Well, it can be a better metaphor than an alternative that is completely hopeless, so it's not self contradictory (better is a comparative, something can be better while still poor). I think metaphor is the right word here, and although Mithridization is maybe an esoteric notion, I guess the explanation makes sense of why it's a plausible metaphor.Gareth Leng 14:41, 30 September 2009 (UTC)
I remain unconvinced that metaphors are useful in a description of therapies. Howard C. Berkowitz 21:56, 30 September 2009 (UTC)

To approve

I think, above, there was some agreement with my suggestion to move the Montagier passage to the Bibliography, which I've done. I'm happy to support approval with that change. Gareth Leng 14:41, 30 September 2009 (UTC)

Thanks, Gareth. Matt, do you support that change? If so, you should have a look at any other changes that have been made and consider updating the version to be approved. Then Gareth can add his name to the metadata template. --Joe (Approvals Manager) 15:25, 30 September 2009 (UTC)
I've updated the metadata to the last version it appears Gareth would have seen. In subsequent versions, I edited the last sentence and would also approve those changes. Any copy-editing of the intro is appreciated as well. D. Matt Innis 00:29, 1 October 2009 (UTC)

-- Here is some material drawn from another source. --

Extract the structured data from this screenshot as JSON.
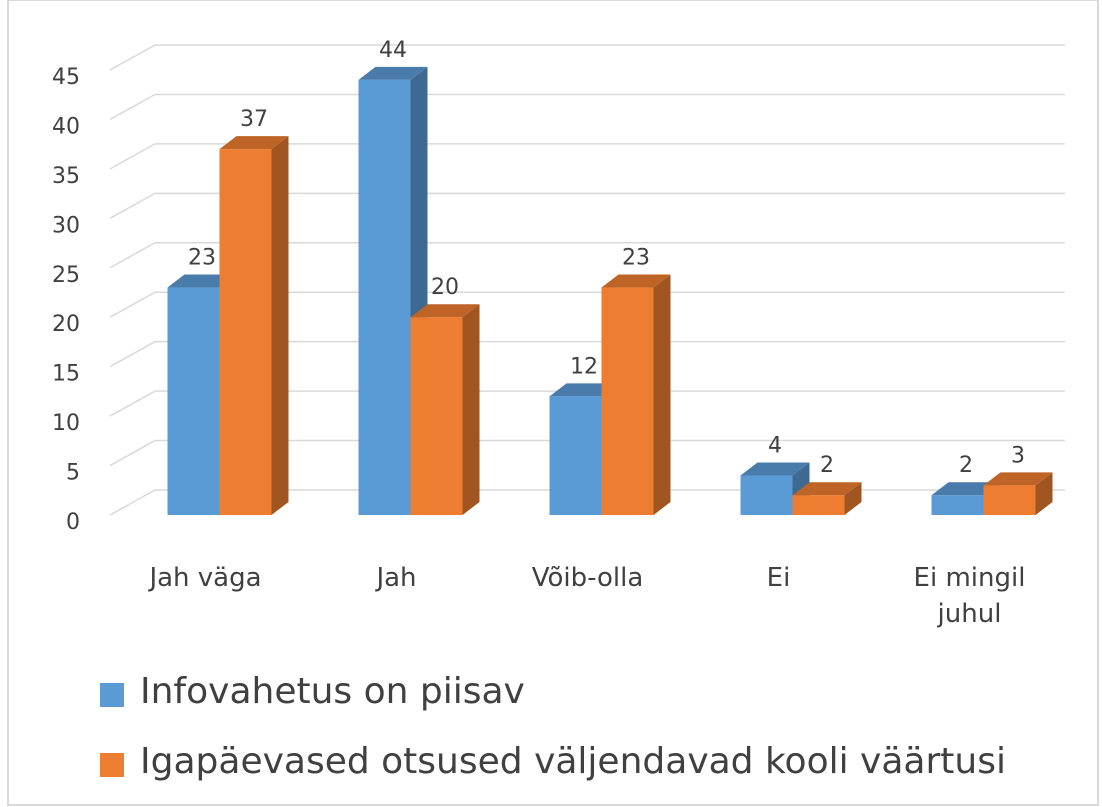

Any particular reason my edit was reversed?

I think what I said was pretty reasonable. Why's it disappeared? –Tom Morris 21:33, 30 September 2009 (UTC)

Tom, if you are referring to the change starting "Skeptics...", I was actually going to edit it, but it disappeared before I could. The method you describe is not at all restricted to skeptics of homeopathy, but is a quite reasonable approach to any therapy, including things quite science-based, that are considered "low-responder" or inherently individualized such that a traditional randomized controlled trial won't work. Clinical trials in pharmacogenomics very well may use that method, since therapies customized for individual genotypes also don't lend themselves to large trials with a standardized control and treatment arm. Howard C. Berkowitz 21:55, 30 September 2009 (UTC)

Re-approval

Joe Quick is going to have to look at this article and straighten things out again. There *seems* to be a more recent edit by Tom Morris since the version nominated. But has it gone missing? I'm goin' fishin' until I have absolutely clear orders about what to do. And the nominated version is the same as the latest date. Or Matt can do it.... Hayford Peirce 18:35, 9 October 2009 (UTC)

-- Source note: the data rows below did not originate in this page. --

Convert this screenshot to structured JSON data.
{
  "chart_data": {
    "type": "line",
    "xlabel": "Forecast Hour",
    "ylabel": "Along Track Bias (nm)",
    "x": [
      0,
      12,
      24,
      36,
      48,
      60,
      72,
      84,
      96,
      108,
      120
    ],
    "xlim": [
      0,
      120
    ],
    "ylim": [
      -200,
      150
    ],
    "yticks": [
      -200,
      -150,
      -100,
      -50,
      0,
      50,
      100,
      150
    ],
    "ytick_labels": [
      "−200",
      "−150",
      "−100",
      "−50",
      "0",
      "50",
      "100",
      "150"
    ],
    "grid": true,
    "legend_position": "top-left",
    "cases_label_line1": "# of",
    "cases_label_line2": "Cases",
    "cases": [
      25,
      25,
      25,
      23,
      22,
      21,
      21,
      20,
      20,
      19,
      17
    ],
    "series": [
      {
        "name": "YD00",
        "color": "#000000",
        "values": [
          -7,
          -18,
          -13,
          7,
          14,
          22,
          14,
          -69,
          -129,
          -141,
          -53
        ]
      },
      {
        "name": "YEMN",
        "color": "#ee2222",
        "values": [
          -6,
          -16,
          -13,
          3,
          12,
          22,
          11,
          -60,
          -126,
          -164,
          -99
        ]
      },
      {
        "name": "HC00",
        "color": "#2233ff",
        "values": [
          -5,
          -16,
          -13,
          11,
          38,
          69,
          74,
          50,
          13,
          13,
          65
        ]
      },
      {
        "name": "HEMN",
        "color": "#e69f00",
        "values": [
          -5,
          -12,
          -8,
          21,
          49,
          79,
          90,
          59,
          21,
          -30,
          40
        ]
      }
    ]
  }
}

Oh, that's right, Matt can't do it since he's an Editor here. So it's up to Joe and/or the Editors to get things to the point where I can understand them. Hayford Peirce 18:35, 9 October 2009 (UTC)
I've stated this multiples times before: the version that is approved does not have to be the latest version. It would be great if the approving editors all agreed to update the version to incorporate the most recent changes but they need not do so for approval to go through. They all approved the version Matt first nominated for approval. If the version is not updated, then the old version that they all supported is to be approved. --Joe (Approvals Manager) 19:51, 9 October 2009 (UTC)
  1. Appian, History of Rome, §111
  2. There is a famous, untitled poem about Mithridates by the English poet A.E. Housman. The last line is, "I tell the tale that I heard told, Mithridates, he died old."